A segunda conversa com o Profeta repercutia insistente em sua cabeça. Aquela história da profecia sobre a morte da Praia de Iracema era antiga, mas era apenas mais uma das histórias malucas sobre o bairro. O povo ficava fumando maconha nos becos e inventando aquelas coisas. A verdade verdadeira era que seo Neném morrera de ataque cardíaco e a mulher loira fora realmente vista na noite do crime por duas testemunhas. O garçom Olimar morrera afogado e não havia suspeitos. O caso de dona Iza é que era o mais misterioso. As mortes, porém, não tinham ligação entre si, como supunha o Profeta.
De qualquer modo, os casos do garçom e do dono do motel não eram da sua conta. O garçom certamente caíra sozinho do píer, embriagado. E a loira suspeita de matar seo Neném estava sendo procurada pela polícia. Seu problema era a cigarreira, descobrir por que ela não conseguira escapar do incêndio.
Eládio Ratoeira ligou o chuveiro e meteu-se debaixo da água fria. O que precisava era de um bom banho e de uma mesinha de pôquer divertida. Quadra de damas… Quem sabe não seria uma dica para a mesa daquela noite? Bem que podia ser. Descontar o que o Mardônio lhe ganhara da última vez.
Após o banho, vestiu-se rapidamente e foi encontrar o resto do pessoal no Papagaio, o único bar que aceitava receber aquela mesa de pôquer, uma mesa no depósito do primeiro andar, é verdade, mas aceitava. Mesa de cinco, uma garrafa de conhaque, pratinho de amendoim. Do lado de suas fichas, uma foto da Danusa pelada, secretária do escritório vizinho ao seu, era para dar sorte, patuá antigo, ela até já casara. O cacife vale vinte, primeira pausa à meia-noite, mexeu no patuá do outro vale uma advertência, o prêmio é um, dois e quatro cacifes, vamos jogar que o jogo é jogado e tomem cuidado que hoje eu tô invocado…
Ratoeira tentava se concentrar no jogo, mas não podia aparecer uma dama na mesa que logo lembrava da conversa do outro. Como o maluco podia saber que ele jogava pôquer? Será que era por isso que o chamavam de Profeta, tinha o dom de adivinhar coisas?

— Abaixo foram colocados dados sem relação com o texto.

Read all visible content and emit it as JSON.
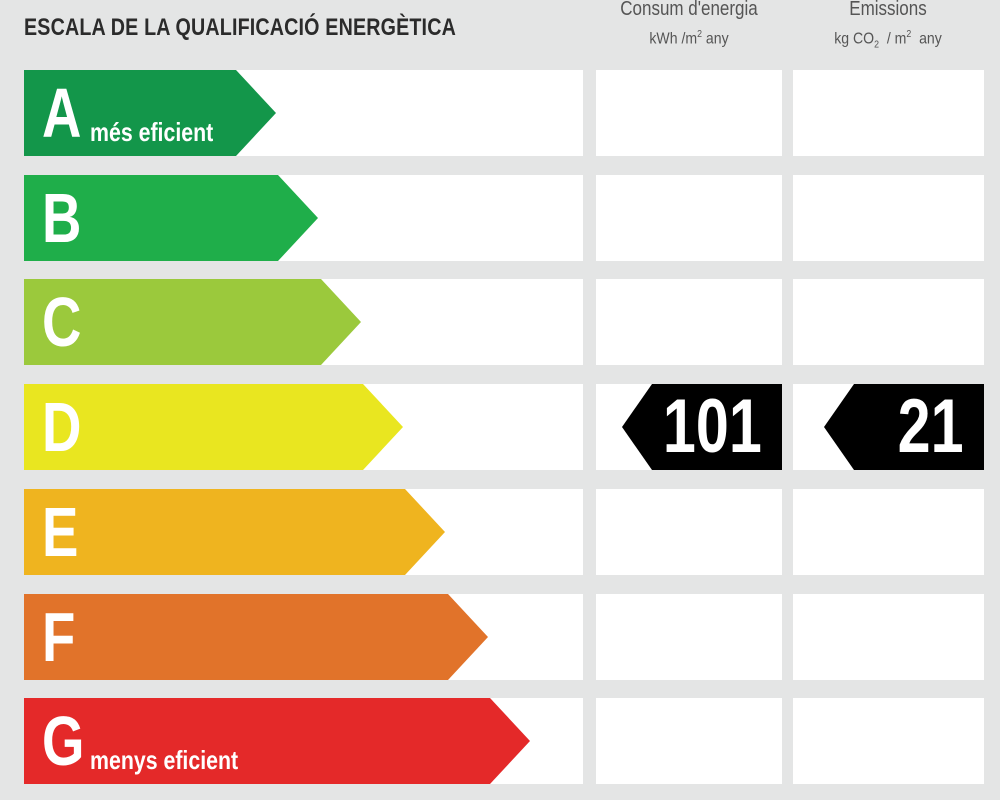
{
  "title": "ESCALA DE LA QUALIFICACIÓ ENERGÈTICA",
  "columns": {
    "energy": {
      "title": "Consum d'energia",
      "unit_pre": "kWh /m",
      "unit_sup": "2",
      "unit_post": " any"
    },
    "emissions": {
      "title": "Emissions",
      "unit_pre": "kg CO",
      "unit_sub": "2",
      "unit_mid": "  / m",
      "unit_sup": "2",
      "unit_post": "  any"
    }
  },
  "ratings": [
    {
      "letter": "A",
      "sub": "més eficient",
      "color": "#13964a"
    },
    {
      "letter": "B",
      "sub": "",
      "color": "#1fae4a"
    },
    {
      "letter": "C",
      "sub": "",
      "color": "#9bc93c"
    },
    {
      "letter": "D",
      "sub": "",
      "color": "#e9e620"
    },
    {
      "letter": "E",
      "sub": "",
      "color": "#efb41f"
    },
    {
      "letter": "F",
      "sub": "",
      "color": "#e1732a"
    },
    {
      "letter": "G",
      "sub": "menys eficient",
      "color": "#e42929"
    }
  ],
  "result": {
    "rating": "D",
    "energy_value": "101",
    "emissions_value": "21"
  }
}
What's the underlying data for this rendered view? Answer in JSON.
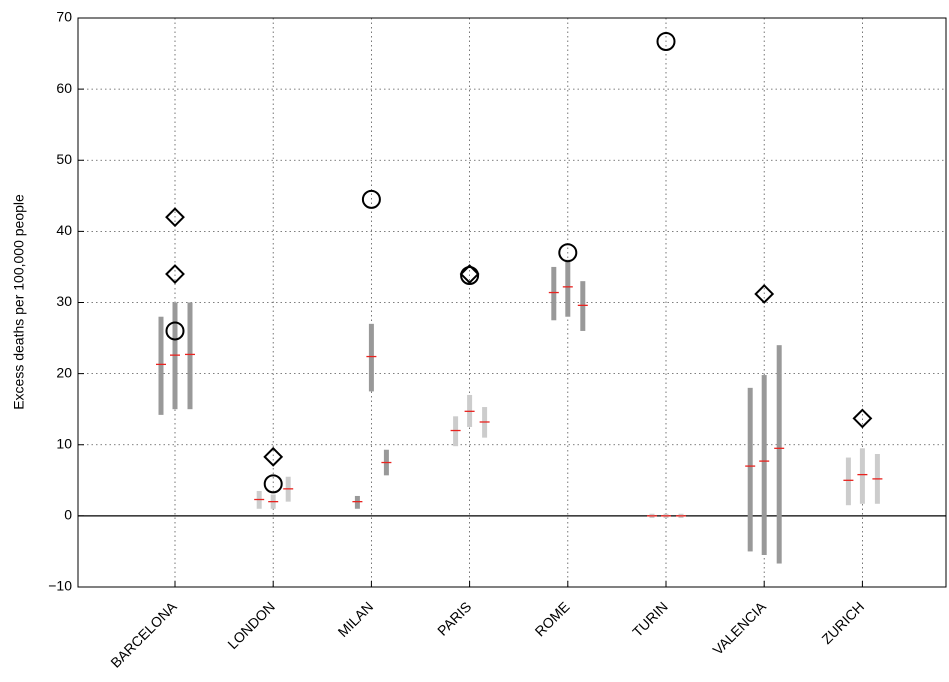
{
  "chart_data": {
    "type": "range",
    "y_label": "Excess deaths per 100,000 people",
    "categories": [
      "BARCELONA",
      "LONDON",
      "MILAN",
      "PARIS",
      "ROME",
      "TURIN",
      "VALENCIA",
      "ZURICH"
    ],
    "bar_colors": [
      "#999999",
      "#cccccc",
      "#999999",
      "#cccccc",
      "#999999",
      "#cccccc",
      "#999999",
      "#cccccc"
    ],
    "median_color": "#e8231f",
    "ranges": [
      {
        "low": [
          14.2,
          1.0,
          1.0,
          9.8,
          27.5,
          -0.3,
          -5.0,
          1.5
        ],
        "median": [
          21.3,
          2.3,
          2.0,
          12.0,
          31.4,
          0,
          7.0,
          5.0
        ],
        "high": [
          28.0,
          3.5,
          2.8,
          14.0,
          35.0,
          0.3,
          18.0,
          8.2
        ]
      },
      {
        "low": [
          15.0,
          1.0,
          17.5,
          12.5,
          28.0,
          -0.3,
          -5.5,
          1.7
        ],
        "median": [
          22.6,
          2.0,
          22.4,
          14.7,
          32.2,
          0,
          7.7,
          5.8
        ],
        "high": [
          30.0,
          3.0,
          27.0,
          17.0,
          36.0,
          0.3,
          19.8,
          9.5
        ]
      },
      {
        "low": [
          15.0,
          2.0,
          5.7,
          11.0,
          26.0,
          -0.3,
          -6.7,
          1.7
        ],
        "median": [
          22.7,
          3.8,
          7.5,
          13.2,
          29.6,
          0,
          9.5,
          5.2
        ],
        "high": [
          30.0,
          5.5,
          9.3,
          15.3,
          33.0,
          0.3,
          24.0,
          8.7
        ]
      }
    ],
    "markers": [
      {
        "shape": "diamond",
        "values": [
          42,
          8.3,
          null,
          34,
          null,
          null,
          31.2,
          13.7
        ]
      },
      {
        "shape": "diamond",
        "values": [
          34,
          null,
          null,
          null,
          null,
          null,
          null,
          null
        ]
      },
      {
        "shape": "circle",
        "values": [
          26,
          4.5,
          44.5,
          33.8,
          37,
          66.7,
          null,
          null
        ]
      }
    ],
    "ylim": [
      -10,
      70
    ],
    "yticks": [
      {
        "value": -10,
        "label": "−10"
      },
      0,
      10,
      20,
      30,
      40,
      50,
      60,
      70
    ],
    "grid": true
  }
}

As três cartas da mesa começaram a ser abertas. Uma dama de espadas surgiu. Precisava se concentrar no jogo.
Toinho, Tereza, Tarzan… Mas até o Tarzan estava metido naquela história? Ratoeira achou engraçado e riu. Precisava se concentrar, estava muito disperso.
A segunda carta da mesa: dama de paus.
Toinho, Tereza, Tarzan… Todos começavam com T. Será que o maluco queria dizer que o nome do próximo a morrer começava com T?
Então, a dama de copas apareceu na mesa. Trinca de damas! Uma exclamação geral percorreu a mesa. Todos se entreolharam, sorrindo maliciosos. Quem tivesse a dama de ouro faria a quadra. Se alguém tinha, sorriu para disfarçar a felicidade. E quem não tinha, sorriu para esconder o medo.
Ratoeira sentia o coração pulando dentro do peito. Ergueu o olhar e, do outro lado da mesa, deu de cara com os olhos desconfiados do Mardônio por trás da fumaça do baseado. Voltou às suas cartas. Ou se concentrava ou então o demônio do Mardônio lhe adivinharia o jogo.
Já havia visto a primeira de suas duas cartas. Era um dois de paus. A outra estava por trás. Faria um pequeno suspense para si próprio. Então, num impulso, dobrou a aposta, ainda sem saber qual era sua segunda carta, uma jogada no escuro. Claro que era arriscado. Não costumava fazer aquilo, mas era o tipo da coisa que podia funcionar como um bom golpe psicológico nos outros jogadores. Tomou um gole do conhaque. Tinha de aparentar calma.
Então Mardônio pôs várias fichas sobre a mesa, dobrando a aposta mais uma vez. E tornou a encará-lo. Os outros jogadores desistiram e sobraram eles dois. Ratoeira, ainda sem ver a segunda carta, pagou a aposta. Alguém assobiou, surpreso.
Ratoeira tentou manter-se tranquilo. A coisa estava ficando séria. Respirou longamente e decidiu finalmente ver a segunda carta. Seu próximo lance dependia dela. Se fosse a dama de ouros, iria com a aposta até o fim do mundo. Tinha que ser a dama. Tinha que ser a quadra. A quadra do Profeta.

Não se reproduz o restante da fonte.